What is on everyone's mind, of course, is "Where are all the plastic Point-and-Shoot cameras?"
I used to be not very long ago that I could go into any one of half a dozen big junk stores and find a large bin of P&S cameras to paw through. I brought home quite a few gems, including the Mickey Mouse. I also picked up two or three Vivitar Ultra Wide and Slim for a couple bucks at a time when they were going for $30-$40 on ebay. I even came away with a few decidedly un-crappy cameras which I found buried in the plastic, including a couple Olympus mju and one very fine Olympus 35RC.
Now when I go to the same second-hand outlets, I'm lucky to find one or two uninteresting plastic cameras hanging on the wall over boxes of tangled electrical cords, sealed up in plastic bags, and way over-priced. No more bins or boxes over-flowing with plastic-lensed treasures.

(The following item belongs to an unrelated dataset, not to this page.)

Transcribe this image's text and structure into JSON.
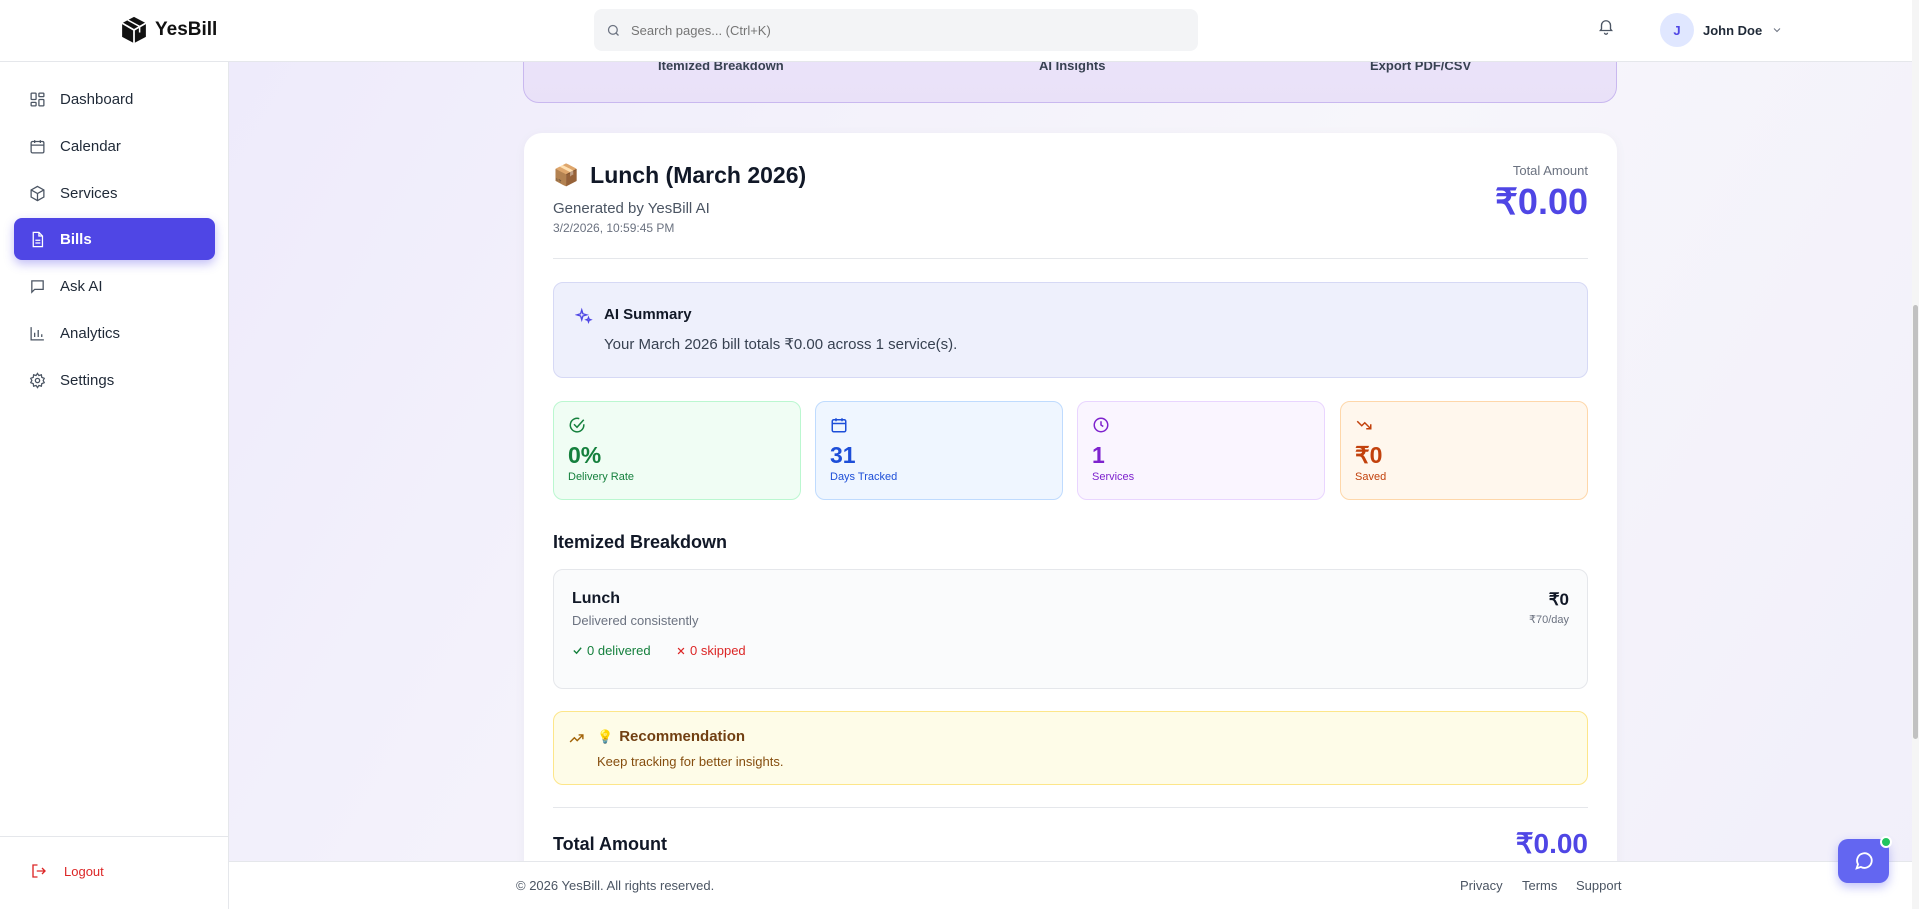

I'm a little afraid to ask the store clerks what happened for fear they are going to tell me that any plastic cameras that might come in are ending up at the curb in recycling bins.
There is probably no big mystery in any of the above. Pretty much everyone these days has a phone/camera that makes ok photos which can be manipulated in Photo-Shop to look like they were made with real cameras. Perhaps of more immediate importance, there are no longer any 1-hour photo processing places left in town, and film is just about gone from the shelves.
At the same time, strange to say, there are several junk stores in town in which are now displaying collections of non-plastic film cameras. Mostly, these are low-end box cameras and simple old manual cameras, but there are also a few nicer items like Yashica tlr models. The prices are generally competitive with ebay offerings. I'm not sure what to make of this development, or to what degree the phenomenon extends beyond Albuquerque, though I suspect it has something to do with the general digital/no-film situation.
It has been quite a while since I have been able to talk myself into buying any cameras at ebay, but I still enjoy browsing the vintage cameras section just to see what is out there. I believe I am seeing some softening of prices there, though that is purely a subjective judgment on my part. The price softening seems to me to be most pronounced in the second-tier segment of the market which I generally have haunted over the years. For instance, I'm seeing the nice little Japanese Zenobia Zeiss-copies going for as low as $25. I've also noticed some working Barnack Leicas selling for around $125. The genuinely rare, higher-end stuff seems to be holding its prices, but in the ten years I've been following the market closely the collector items don't really seem to have appreciated in value, particularly if you take inflation into account. So, that is not good news for those who have acquired old cameras as an investment, but maybe not a bad trend for those of us who value them primarily as picture makers.